Harry: I’m sure, I’m sure I got things wrong, but I’ve continued over the last three, four years, to ask to tell me, what we got wrong, so that we can address it and apologise for those things. But every single time I’ve asked, I’ve received nothing in response.
Bradby: But where are you now? I think that’s one question people have at the end of all this, are you … are you happy? Are you…
Harry: Yes, I’m very, very happy, I’m very at peace. I am in a better place than I’ve ever been, and I think that probably angers some people, infuriates others, because just by the nature of me leaving, I’m sure they, they, some people always thought that Meghan would leave right, but I don’t think they ever thought that I would leave as well, but just by leaving that has, it’s, it’s embarrassing for some people.
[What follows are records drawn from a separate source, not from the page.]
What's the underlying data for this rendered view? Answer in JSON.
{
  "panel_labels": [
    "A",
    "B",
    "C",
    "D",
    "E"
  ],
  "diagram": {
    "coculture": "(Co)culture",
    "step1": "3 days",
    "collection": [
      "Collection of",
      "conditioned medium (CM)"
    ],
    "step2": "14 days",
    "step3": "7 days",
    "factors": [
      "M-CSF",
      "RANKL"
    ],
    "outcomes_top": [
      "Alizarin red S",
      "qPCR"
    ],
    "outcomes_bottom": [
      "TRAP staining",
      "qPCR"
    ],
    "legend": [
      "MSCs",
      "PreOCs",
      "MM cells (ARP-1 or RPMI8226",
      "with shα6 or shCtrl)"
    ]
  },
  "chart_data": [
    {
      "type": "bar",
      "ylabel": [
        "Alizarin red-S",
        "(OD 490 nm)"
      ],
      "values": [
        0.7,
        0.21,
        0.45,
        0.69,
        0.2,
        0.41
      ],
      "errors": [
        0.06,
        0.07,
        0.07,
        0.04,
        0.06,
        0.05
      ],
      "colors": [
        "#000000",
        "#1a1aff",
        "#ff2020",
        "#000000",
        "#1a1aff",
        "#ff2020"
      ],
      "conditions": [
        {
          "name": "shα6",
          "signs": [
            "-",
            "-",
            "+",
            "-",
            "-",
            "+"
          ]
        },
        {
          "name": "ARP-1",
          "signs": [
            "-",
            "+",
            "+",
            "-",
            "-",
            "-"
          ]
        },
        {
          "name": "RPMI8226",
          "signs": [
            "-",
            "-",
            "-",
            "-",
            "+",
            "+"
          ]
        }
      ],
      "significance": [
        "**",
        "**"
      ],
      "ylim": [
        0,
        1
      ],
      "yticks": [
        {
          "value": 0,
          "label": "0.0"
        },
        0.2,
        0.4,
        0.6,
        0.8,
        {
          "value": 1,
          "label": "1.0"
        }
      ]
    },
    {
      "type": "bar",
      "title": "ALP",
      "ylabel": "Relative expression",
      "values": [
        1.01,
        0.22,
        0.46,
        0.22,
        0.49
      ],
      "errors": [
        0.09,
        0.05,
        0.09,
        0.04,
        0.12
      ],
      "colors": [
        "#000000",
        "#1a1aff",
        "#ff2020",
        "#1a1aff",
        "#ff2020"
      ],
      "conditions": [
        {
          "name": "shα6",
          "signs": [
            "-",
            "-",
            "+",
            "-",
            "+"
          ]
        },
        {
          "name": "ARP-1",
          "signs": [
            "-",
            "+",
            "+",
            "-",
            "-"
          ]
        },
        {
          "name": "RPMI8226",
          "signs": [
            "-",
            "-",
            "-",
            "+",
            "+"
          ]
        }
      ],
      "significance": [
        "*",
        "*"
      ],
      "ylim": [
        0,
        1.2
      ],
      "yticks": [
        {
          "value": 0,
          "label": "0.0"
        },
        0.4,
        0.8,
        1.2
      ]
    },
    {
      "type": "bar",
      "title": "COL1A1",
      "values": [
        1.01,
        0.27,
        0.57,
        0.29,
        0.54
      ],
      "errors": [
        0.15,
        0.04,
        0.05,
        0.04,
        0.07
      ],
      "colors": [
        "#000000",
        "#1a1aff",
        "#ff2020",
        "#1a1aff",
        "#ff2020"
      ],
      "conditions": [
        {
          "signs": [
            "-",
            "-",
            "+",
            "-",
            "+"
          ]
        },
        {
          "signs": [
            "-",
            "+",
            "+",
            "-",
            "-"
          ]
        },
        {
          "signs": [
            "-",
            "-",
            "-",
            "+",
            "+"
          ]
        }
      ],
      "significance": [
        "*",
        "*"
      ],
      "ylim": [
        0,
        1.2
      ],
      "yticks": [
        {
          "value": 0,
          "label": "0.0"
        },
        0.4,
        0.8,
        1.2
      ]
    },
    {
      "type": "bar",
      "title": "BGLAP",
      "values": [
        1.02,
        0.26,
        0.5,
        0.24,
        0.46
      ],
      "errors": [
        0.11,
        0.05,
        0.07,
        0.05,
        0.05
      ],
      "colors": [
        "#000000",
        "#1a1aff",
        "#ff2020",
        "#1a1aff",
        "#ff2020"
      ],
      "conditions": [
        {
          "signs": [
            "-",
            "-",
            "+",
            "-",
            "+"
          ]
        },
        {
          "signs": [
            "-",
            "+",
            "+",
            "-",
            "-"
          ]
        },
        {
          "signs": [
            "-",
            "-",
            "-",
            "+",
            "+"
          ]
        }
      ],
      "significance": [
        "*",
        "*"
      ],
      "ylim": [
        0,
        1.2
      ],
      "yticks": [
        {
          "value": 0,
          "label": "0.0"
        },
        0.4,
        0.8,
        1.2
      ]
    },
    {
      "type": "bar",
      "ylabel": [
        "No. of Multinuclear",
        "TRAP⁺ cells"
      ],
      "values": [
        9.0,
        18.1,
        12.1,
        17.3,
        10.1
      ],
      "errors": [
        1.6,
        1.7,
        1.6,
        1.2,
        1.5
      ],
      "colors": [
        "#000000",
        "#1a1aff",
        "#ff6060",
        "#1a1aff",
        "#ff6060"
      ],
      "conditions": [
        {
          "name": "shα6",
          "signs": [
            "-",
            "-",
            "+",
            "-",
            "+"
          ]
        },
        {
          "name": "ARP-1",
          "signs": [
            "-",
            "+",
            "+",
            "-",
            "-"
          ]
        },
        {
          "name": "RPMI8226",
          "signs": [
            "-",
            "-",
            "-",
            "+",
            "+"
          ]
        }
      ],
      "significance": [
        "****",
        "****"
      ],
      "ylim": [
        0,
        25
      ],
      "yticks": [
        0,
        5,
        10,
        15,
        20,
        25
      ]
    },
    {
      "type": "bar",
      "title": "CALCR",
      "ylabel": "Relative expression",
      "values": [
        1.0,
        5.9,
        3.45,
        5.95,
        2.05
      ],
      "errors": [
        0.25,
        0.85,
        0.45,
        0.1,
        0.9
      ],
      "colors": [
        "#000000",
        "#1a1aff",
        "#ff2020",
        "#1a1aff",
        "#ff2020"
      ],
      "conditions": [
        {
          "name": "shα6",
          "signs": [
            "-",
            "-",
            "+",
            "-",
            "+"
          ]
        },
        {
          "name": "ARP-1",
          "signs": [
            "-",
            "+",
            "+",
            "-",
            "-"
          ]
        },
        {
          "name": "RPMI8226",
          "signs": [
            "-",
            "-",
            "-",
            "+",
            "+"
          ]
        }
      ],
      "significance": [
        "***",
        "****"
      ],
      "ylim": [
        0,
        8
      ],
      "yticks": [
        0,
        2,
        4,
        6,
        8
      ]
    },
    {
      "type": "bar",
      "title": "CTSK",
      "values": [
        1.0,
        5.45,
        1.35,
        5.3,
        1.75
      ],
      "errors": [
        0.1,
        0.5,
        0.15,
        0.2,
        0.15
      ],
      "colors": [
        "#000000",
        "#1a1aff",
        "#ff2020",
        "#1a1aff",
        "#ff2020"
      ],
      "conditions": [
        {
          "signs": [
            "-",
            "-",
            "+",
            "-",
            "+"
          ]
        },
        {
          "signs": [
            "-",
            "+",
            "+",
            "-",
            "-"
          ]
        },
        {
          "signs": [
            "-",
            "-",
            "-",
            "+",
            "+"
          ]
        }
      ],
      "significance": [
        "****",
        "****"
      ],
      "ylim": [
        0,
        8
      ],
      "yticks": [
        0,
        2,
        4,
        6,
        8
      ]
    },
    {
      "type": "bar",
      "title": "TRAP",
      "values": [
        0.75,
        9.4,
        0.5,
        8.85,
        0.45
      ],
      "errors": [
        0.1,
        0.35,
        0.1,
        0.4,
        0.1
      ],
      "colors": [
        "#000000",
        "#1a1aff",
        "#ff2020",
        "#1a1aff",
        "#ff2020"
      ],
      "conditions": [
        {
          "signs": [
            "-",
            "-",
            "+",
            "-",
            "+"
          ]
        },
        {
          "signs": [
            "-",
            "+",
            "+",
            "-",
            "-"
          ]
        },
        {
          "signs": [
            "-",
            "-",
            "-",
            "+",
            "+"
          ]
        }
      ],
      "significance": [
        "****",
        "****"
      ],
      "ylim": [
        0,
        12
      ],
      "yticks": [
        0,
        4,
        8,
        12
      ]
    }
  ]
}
Um, as I said it wasn’t something that I would have necessarily chosen at the time, but you know, I own my story, um, and I own the, the, the results. But, I’ve got two beautiful kids and an amazing wife, like the happiness in my family now I have never felt anywhere else before.
Bradby: One final thing then, just picking up on that…
Bradby: Is happiness and peace your nuclear family, is it being out of it, is it being far away physically from the things that aggravate you like the press. What is, what…
Harry: The safety, the safety of my family is my priority. Right.
Harry: And that is the main reason that we left. Unfortunately the circumstances back there hasn’t changed, in fact it’s only got worse. Um, I feel safe here, my family feel safe here, um, I’m happy, my family’s happy, it’s difficult going back.
Um, but, I’m in such a good head space now that whatever conversations need to happen, or whatever the future holds to the point of where, can there be reconciliation and is there some, whatever comes from that, that I’m in a really good place to be able to have those conversations and come back and not linger on it, or not let it pull me back in, you know what I mean.
So, yeah, it’s been, it’s been, it’s been hard, I’m not gonna lie, it’s been really hard at times, but I guess there’s also a lot of people who refuse to accept that I could be happy out here, because of what I’ve left behind. But the reality is I’ve never been happier.
Bradby: Well listen, we’ve known each other a long time, we’ve done many interviews and so much has happened, your life has been eventful to say the least. What I would say about is, you know, whatever people say, I don’t think anyone’s gonna read it and not fly through it, so thank you for sparing the time. Pleasure to see you as always.
Harry: Thanks for coming all this way.